Il reste à déterminer l’exactitude de cette lecture plutôt soignée et peut-être trop simpliste du film, mais de nombreux éléments suggèrent que la tour du grand-oncle et son besoin de trouver un successeur sont liés à l’histoire du Studio Ghibli lui-même.
Dans le film, le grand-oncle offre à Mahito la chance de poursuivre son travail de maître du royaume fantastique et lui propose un ensemble de blocs à empiler dans différentes configurations qui déterminent la nature du monde magique.
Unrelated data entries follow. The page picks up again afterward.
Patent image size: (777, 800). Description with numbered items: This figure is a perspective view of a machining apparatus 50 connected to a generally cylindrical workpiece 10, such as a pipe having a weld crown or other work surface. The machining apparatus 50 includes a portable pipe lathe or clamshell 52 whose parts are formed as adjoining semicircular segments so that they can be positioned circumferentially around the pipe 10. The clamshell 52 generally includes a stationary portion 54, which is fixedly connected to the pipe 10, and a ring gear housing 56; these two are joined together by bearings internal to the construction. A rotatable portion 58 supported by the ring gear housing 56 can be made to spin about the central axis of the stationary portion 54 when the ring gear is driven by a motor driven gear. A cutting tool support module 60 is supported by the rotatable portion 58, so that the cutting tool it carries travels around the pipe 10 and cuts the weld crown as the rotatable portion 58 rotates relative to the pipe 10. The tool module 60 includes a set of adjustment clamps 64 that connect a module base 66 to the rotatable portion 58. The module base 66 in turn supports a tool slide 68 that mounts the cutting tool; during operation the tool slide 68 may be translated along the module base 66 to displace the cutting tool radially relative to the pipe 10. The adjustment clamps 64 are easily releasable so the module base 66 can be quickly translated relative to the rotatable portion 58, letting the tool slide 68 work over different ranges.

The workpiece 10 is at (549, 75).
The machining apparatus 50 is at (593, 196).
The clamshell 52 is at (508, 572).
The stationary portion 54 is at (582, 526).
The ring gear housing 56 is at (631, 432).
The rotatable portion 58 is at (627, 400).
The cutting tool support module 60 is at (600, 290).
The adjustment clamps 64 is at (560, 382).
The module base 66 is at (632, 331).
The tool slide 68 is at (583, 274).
Il dit à Mahito que son successeur doit être issu de sa propre lignée, ce qui explique pourquoi le héron, qui travaille pour le grand-oncle, s’est emparé de son descendant Mahito pour l’attirer à l’intérieur de la tour.
La recherche d’un successeur pour faire avancer le Studio Ghibli après le décès en 2018 du co-fondateur Isao Takahata et la « retraite » de Hayao Miyazaki (qui a depuis réalisé ce film et qui travaillerait sur un autre) est bien connue. En septembre 2023, le studio a annoncé qu’un accord avait été conclu pour son rachat par Nippon TV, comme l’explique dans un communiqué rapporté par , qui disait : « Nous avons longtemps lutté avec la question : qui sera le successeur. »
Dans le même communiqué, Goro Miyazaki, le fils du co-fondateur, a expliqué qu’il avait rejeté l’idée de reprendre le studio, déclarant : « C’est trop difficile à assumer seul. Il vaut mieux laisser ça à quelqu’un d’autre. » Goro Miyazaki est un architecte paysagiste et directeur d’animation qui dirige les projets de musée et de parc Ghibli du studio.
Les parallèles, si vous voulez les voir, sont clairs : une offre faite à un descendant de la lignée, rejetée. Un monde fantastique déterminé par les choix fondamentaux du créateur en son centre, qui doit consacrer sa vie non seulement à le maintenir en existence, mais aussi à garantir que ses choix créent de la joie et de la stabilité au lieu de la douleur.
Pendant la production, Toshio Suzuki aurait décrit comme un héritage en soi et destiné au petit-fils de Miyazaki comme une manière de dire : « Grand-père va bientôt passer dans l’autre monde mais il laisse derrière lui ce film. »
Le meilleur conseil pour interpréter cette image sans cesse inventive vient peut-être du compositeur du film Joe Hisaishi, collaborateur de longue date du Studio Ghibli et de Miyazaki. S’adressant à Hisaishi, il a suggéré « de ne pas chercher le vrai sens du film mais simplement de se laisser ressentir. Je pense que cela finira par être une expérience beaucoup plus heureuse. Des conseils judicieux.